The logical starting point would be an examination of how the already active adult diversion program in the 5th judicial district frees up resources in other areas, van Beek said. That program is still new, but those numbers could help justify an expansion of that program, which could approach the type of restorative justice that proponents of the effort would like to see.

“It’s going to take a while to be able to show a strong track record,” van Beek said. “But I believe it could be built upon, if we could say we’ve had a lot of success here, because of this we were able to reduce 10 percent of the court cases (for example),” van Beek said. “And if we can show that of the 100 people who went through this program, 99 of them didn’t re-offend (for example) … And then from there, how can we improve, and how can we take the next step, so we had basic criteria that we started with, now we’re going to go to the next criteria.”

Future and past

Many of the proponents of restorative justice, including Sered, are themselves survivors of violence.

Locally, Gypsum resident Seth Ryan Levy fits into that category as a victim of a violent crime.
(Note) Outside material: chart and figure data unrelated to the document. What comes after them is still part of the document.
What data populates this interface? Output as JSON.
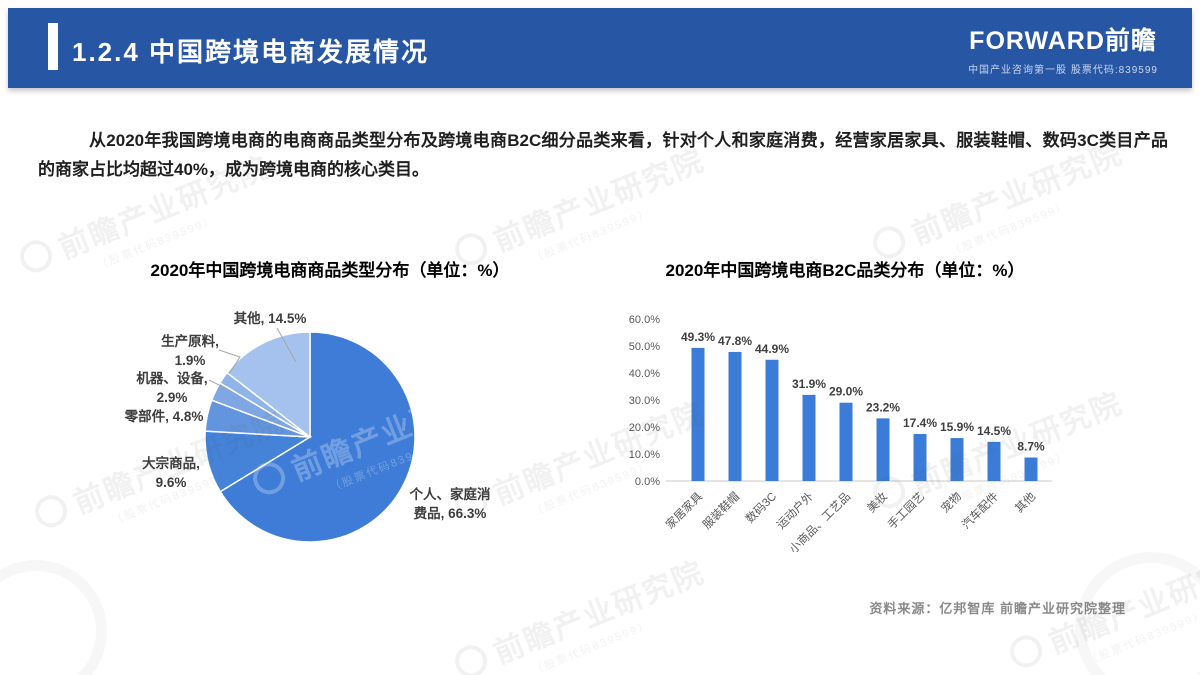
{
  "header": {
    "section_title": "1.2.4 中国跨境电商发展情况",
    "logo": {
      "brand": "FORWARD前瞻",
      "tagline": "中国产业咨询第一股  股票代码:839599"
    }
  },
  "body_paragraph": "从2020年我国跨境电商的电商商品类型分布及跨境电商B2C细分品类来看，针对个人和家庭消费，经营家居家具、服装鞋帽、数码3C类目产品的商家占比均超过40%，成为跨境电商的核心类目。",
  "source_note": "资料来源：亿邦智库 前瞻产业研究院整理",
  "watermark": {
    "text": "前瞻产业研究院",
    "subtext": "（股票代码839599）"
  },
  "colors": {
    "header_bg": "#2756A5",
    "bar_blue": "#3B7CD8",
    "axis_gray": "#C9C9C9"
  },
  "chart_data": [
    {
      "type": "pie",
      "title": "2020年中国跨境电商商品类型分布（单位：%）",
      "slices": [
        {
          "label": "个人、家庭消费品",
          "value": 66.3,
          "color": "#3E7CD7"
        },
        {
          "label": "大宗商品",
          "value": 9.6,
          "color": "#4583D9"
        },
        {
          "label": "零部件",
          "value": 4.8,
          "color": "#6395DE"
        },
        {
          "label": "机器、设备",
          "value": 2.9,
          "color": "#7EA7E3"
        },
        {
          "label": "生产原料",
          "value": 1.9,
          "color": "#8FB4E8"
        },
        {
          "label": "其他",
          "value": 14.5,
          "color": "#A5C2EE"
        }
      ],
      "legend_position": "data-labels",
      "start_angle_deg": 0
    },
    {
      "type": "bar",
      "title": "2020年中国跨境电商B2C品类分布（单位：%）",
      "categories": [
        "家居家具",
        "服装鞋帽",
        "数码3C",
        "运动户外",
        "小商品、工艺品",
        "美妆",
        "手工园艺",
        "宠物",
        "汽车配件",
        "其他"
      ],
      "values": [
        49.3,
        47.8,
        44.9,
        31.9,
        29.0,
        23.2,
        17.4,
        15.9,
        14.5,
        8.7
      ],
      "bar_color": "#3B7CD8",
      "xlabel": "",
      "ylabel": "",
      "ylim": [
        0,
        60
      ],
      "yticks": [
        "0.0%",
        "10.0%",
        "20.0%",
        "30.0%",
        "40.0%",
        "50.0%",
        "60.0%"
      ],
      "grid": false
    }
  ]
}
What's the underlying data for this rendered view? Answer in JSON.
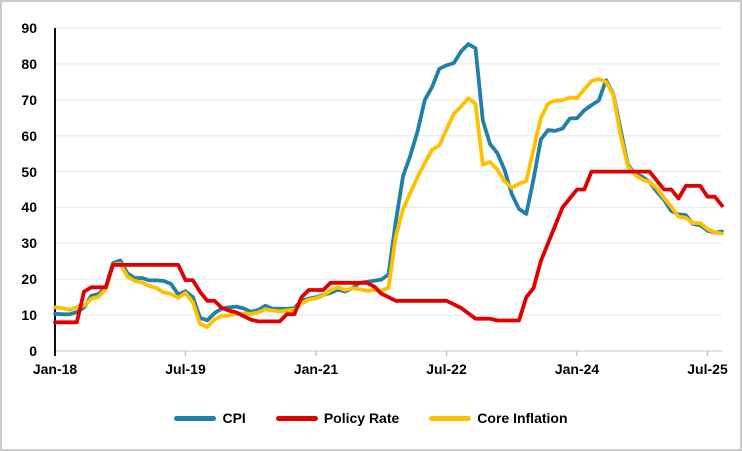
{
  "figure": {
    "background": "#FFFFFF",
    "border_color": "#CBCBCB",
    "gridline_color": "#EDEDED",
    "x_axis_color": "#D9D9D9",
    "y_axis_color": "#000000"
  },
  "legend": {
    "items": [
      {
        "label": "CPI",
        "color": "#2080A8"
      },
      {
        "label": "Policy Rate",
        "color": "#E00000"
      },
      {
        "label": "Core Inflation",
        "color": "#FFC000"
      }
    ]
  },
  "chart_data": {
    "type": "line",
    "title": "",
    "xlabel": "",
    "ylabel": "",
    "ylim": [
      0,
      90
    ],
    "y_ticks": [
      0,
      10,
      20,
      30,
      40,
      50,
      60,
      70,
      80,
      90
    ],
    "grid": "horizontal",
    "legend_position": "bottom",
    "x_tick_labels": [
      "Jan-18",
      "Jul-19",
      "Jan-21",
      "Jul-22",
      "Jan-24",
      "Jul-25"
    ],
    "x_tick_indices": [
      0,
      18,
      36,
      54,
      72,
      90
    ],
    "x": [
      "Jan-18",
      "Feb-18",
      "Mar-18",
      "Apr-18",
      "May-18",
      "Jun-18",
      "Jul-18",
      "Aug-18",
      "Sep-18",
      "Oct-18",
      "Nov-18",
      "Dec-18",
      "Jan-19",
      "Feb-19",
      "Mar-19",
      "Apr-19",
      "May-19",
      "Jun-19",
      "Jul-19",
      "Aug-19",
      "Sep-19",
      "Oct-19",
      "Nov-19",
      "Dec-19",
      "Jan-20",
      "Feb-20",
      "Mar-20",
      "Apr-20",
      "May-20",
      "Jun-20",
      "Jul-20",
      "Aug-20",
      "Sep-20",
      "Oct-20",
      "Nov-20",
      "Dec-20",
      "Jan-21",
      "Feb-21",
      "Mar-21",
      "Apr-21",
      "May-21",
      "Jun-21",
      "Jul-21",
      "Aug-21",
      "Sep-21",
      "Oct-21",
      "Nov-21",
      "Dec-21",
      "Jan-22",
      "Feb-22",
      "Mar-22",
      "Apr-22",
      "May-22",
      "Jun-22",
      "Jul-22",
      "Aug-22",
      "Sep-22",
      "Oct-22",
      "Nov-22",
      "Dec-22",
      "Jan-23",
      "Feb-23",
      "Mar-23",
      "Apr-23",
      "May-23",
      "Jun-23",
      "Jul-23",
      "Aug-23",
      "Sep-23",
      "Oct-23",
      "Nov-23",
      "Dec-23",
      "Jan-24",
      "Feb-24",
      "Mar-24",
      "Apr-24",
      "May-24",
      "Jun-24",
      "Jul-24",
      "Aug-24",
      "Sep-24",
      "Oct-24",
      "Nov-24",
      "Dec-24",
      "Jan-25",
      "Feb-25",
      "Mar-25",
      "Apr-25",
      "May-25",
      "Jun-25",
      "Jul-25",
      "Aug-25",
      "Sep-25"
    ],
    "series": [
      {
        "name": "CPI",
        "color": "#2080A8",
        "values": [
          10.35,
          10.26,
          10.23,
          10.85,
          12.15,
          15.39,
          15.85,
          17.9,
          24.52,
          25.24,
          21.62,
          20.3,
          20.35,
          19.67,
          19.71,
          19.5,
          18.71,
          15.72,
          16.65,
          15.01,
          9.26,
          8.55,
          10.56,
          11.84,
          12.15,
          12.37,
          11.86,
          10.94,
          11.39,
          12.62,
          11.76,
          11.77,
          11.75,
          11.89,
          14.03,
          14.6,
          14.97,
          15.61,
          16.19,
          17.14,
          16.59,
          17.53,
          18.95,
          19.25,
          19.58,
          19.89,
          21.31,
          36.08,
          48.69,
          54.44,
          61.14,
          69.97,
          73.5,
          78.62,
          79.6,
          80.21,
          83.45,
          85.51,
          84.39,
          64.27,
          57.68,
          55.18,
          50.51,
          43.68,
          39.59,
          38.21,
          47.83,
          58.94,
          61.53,
          61.36,
          61.98,
          64.77,
          64.86,
          67.07,
          68.5,
          69.8,
          75.45,
          71.6,
          61.78,
          51.97,
          49.38,
          48.58,
          47.09,
          44.38,
          42.12,
          39.05,
          38.1,
          37.86,
          35.41,
          35.05,
          33.52,
          32.95,
          33.29
        ]
      },
      {
        "name": "Policy Rate",
        "color": "#E00000",
        "values": [
          8,
          8,
          8,
          8,
          16.5,
          17.75,
          17.75,
          17.75,
          24,
          24,
          24,
          24,
          24,
          24,
          24,
          24,
          24,
          24,
          19.75,
          19.75,
          16.5,
          14,
          14,
          12,
          11.25,
          10.75,
          9.75,
          8.75,
          8.25,
          8.25,
          8.25,
          8.25,
          10.25,
          10.25,
          15,
          17,
          17,
          17,
          19,
          19,
          19,
          19,
          19,
          19,
          18,
          16,
          15,
          14,
          14,
          14,
          14,
          14,
          14,
          14,
          14,
          13,
          12,
          10.5,
          9,
          9,
          9,
          8.5,
          8.5,
          8.5,
          8.5,
          15,
          17.5,
          25,
          30,
          35,
          40,
          42.5,
          45,
          45,
          50,
          50,
          50,
          50,
          50,
          50,
          50,
          50,
          50,
          47.5,
          45,
          45,
          42.5,
          46,
          46,
          46,
          43,
          43,
          40.5
        ]
      },
      {
        "name": "Core Inflation",
        "color": "#FFC000",
        "values": [
          12.18,
          11.94,
          11.44,
          12.24,
          12.64,
          14.6,
          15.1,
          17.22,
          24.05,
          24.34,
          20.72,
          19.53,
          19.1,
          18.12,
          17.53,
          16.3,
          15.9,
          14.86,
          16.2,
          13.6,
          7.54,
          6.67,
          8.8,
          9.81,
          9.88,
          10.27,
          10.46,
          10.33,
          10.72,
          11.64,
          11.28,
          11.03,
          11.32,
          11.48,
          13.26,
          14.31,
          14.71,
          15.45,
          16.88,
          17.77,
          16.99,
          17.47,
          17.22,
          16.76,
          16.98,
          16.82,
          17.62,
          31.88,
          39.45,
          44.05,
          48.39,
          52.37,
          56.04,
          57.26,
          61.69,
          66.09,
          68.09,
          70.45,
          68.86,
          51.93,
          52.66,
          50.58,
          47.36,
          45.48,
          46.62,
          47.33,
          56.09,
          64.86,
          68.93,
          69.8,
          69.89,
          70.64,
          70.48,
          72.89,
          75.21,
          75.81,
          74.98,
          71.41,
          60.23,
          51.56,
          49.1,
          47.75,
          47.13,
          45.34,
          42.65,
          40.21,
          37.42,
          37.12,
          35.64,
          35.64,
          33.98,
          33.03,
          32.74
        ]
      }
    ]
  }
}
Levy shared his story at a movie event in Minturn over the summer, where restorative justice proponents invited the community to view “How to love your enemy,” a documentary about the Longmont Police Department’s effort to start using a restorative justice approach.

“The assailant, he ended up going to jail for 10 years, it never did anything for me and I actually ended up feeling bad for the guy,” Levy told producers from Free the People, the group that made “How to love your enemy.

The incident happened long before Levy moved to Eagle County.

“The only time I ever even saw (the assailant) was in court,” Levy said. “I never heard him say ‘I’m sorry,’ never heard him show any remorse or admit guilt because in the system that we have, it is detrimental to do that. And so, I didn’t feel whole from that.”

Now a proponent of restorative justice, Levy says he wishes it was an option at that time.

“I would have probably gone that route,” he said. “And I want that to be an option for people in the future.”

In looking to the future, restorative justice proponents take a cue from the past.

“With its roots tracing back to wide range of indigenous practices, much of restorative justice as we implement it in the United States today has its origins in circles practiced by the plains people in North America, the Maori in New Zealand, and as Dr. Morris Jenkins has taught us, a variety of African communities,” Sered writes. “When we combine the inherent ability of human beings to participate in transforming him with some of the centuries old tools for doing so, we open pathways to safety and justice that are otherwise unavailable.”